Lecture CryptoActu Ce changement de cap à la SEC s’inscrit dans un mouvement plus large : depuis janvier 2026, l’administration Trump a abandonné plusieurs poursuites ouvertes sous Gensler. La vitesse du revirement reste sans précédent dans l’histoire récente de la régulation financière américaine.
DOJ et FBI : cap sur les crimes, pas sur le code
À la même conférence, le procureur général par intérim Todd Blanche et le directeur du FBI Kash Patel ont présenté une réorientation de leurs services. Leur message central : le gouvernement fédéral ne poursuit plus les développeurs de protocoles ou d’outils open source, mais concentre ses ressources sur les fraudes, les escroqueries et les abus avérés.
Blanche a utilisé une formule directe, affirmant que le DOJ “a fondamentalement changé la donne pour les développeurs”. Cette déclaration vise à rassurer un écosystème traumatisé par des précédents comme l’arrestation des fondateurs de Tornado Cash, poursuivis pour blanchiment via un smart contract. Le message est cohérent avec les orientations déjà observées au niveau législatif. Toute comparaison avec d’autres marchés régulés reste instructive : le régulateur sud-coréen, par exemple, maintient une posture beaucoup plus restrictive.
Kash Patel a résumé la position de l’administration en quelques mots : “Bitcoin n’ira nulle part.”
Le cas Roman Storm : la limite du discours pro-développeurs
Pourtant, la rupture n’est pas totale. Le procureur Blanche a lui-même reconnu une tension dans son discours : le DOJ maintient son action en justice contre Roman Storm, cofondateur de Tornado Cash. Storm est poursuivi pour complot en vue de blanchiment de capitaux, une accusation que ses défenseurs jugent incompatible avec la protection des développeurs revendiquée par l’administration.
Cette contradiction fragilise la cohérence du message. Les observateurs du secteur notent que le DOJ distingue entre développeurs “passifs” d’outils neutres et ceux accusés d’avoir activement facilité des transactions illicites.
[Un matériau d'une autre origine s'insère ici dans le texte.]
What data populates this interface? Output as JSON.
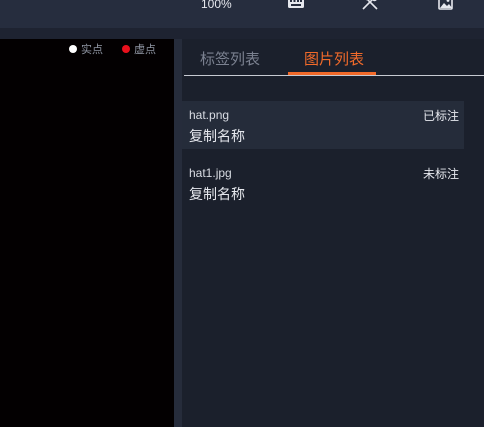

Cette ligne de démarcation reste floue en droit américain. Pour les acteurs du secteur, l’enjeu dépasse largement ce procès individuel : il s’agit de savoir si écrire du code peut constituer un crime. Le président de la SEC avait déjà réclamé plus d’autorité réglementaire, ce qui ajoute une couche d’incertitude sur la répartition des compétences entre agences.
Questions fréquentes
Que change concrètement Paul Atkins à la tête de la SEC ?
Nommé par Trump et confirmé en mars 2026, Paul Atkins a remplacé Gary Gensler dont la politique avait abouti à des dizaines de poursuites contre des acteurs crypto. Atkins veut désormais “ramener l’activité numérique aux États-Unis” et accompagner l’innovation plutôt que la bloquer par voie judiciaire.
Le DOJ va-t-il arrêter de poursuivre les développeurs de protocoles ?
L’administration Trump a officiellement réorienté le DOJ et le FBI vers les fraudes avérées, en épargnant les développeurs d’outils open source. Toutefois, le procès de Roman Storm (Tornado Cash) se poursuit, ce qui montre que la protection n’est pas absolue et dépend de l’implication présumée dans des actes illicites.
Quels impacts pour les investisseurs en crypto en 2026 ?
Un cadre réglementaire plus clair aux États-Unis réduit le risque juridique pour les projets et les entreprises du secteur. Cela peut soutenir les flux vers les ETF et les produits institutionnels. Pour éviter des erreurs classiques malgré ce contexte favorable, consulter notre guide sur les 10 erreurs classiques que les investisseurs crypto doivent éviter.
À retenir
Washington opère un retournement réglementaire historique sur la crypto : SEC, DOJ et FBI alignent leur discours sur l’innovation et la protection des développeurs. L’affaire Roman Storm rappelle pourtant que ce virage a ses limites. À surveiller : les premières décisions concrètes de la SEC sous Atkins et l’issue du procès Tornado Cash.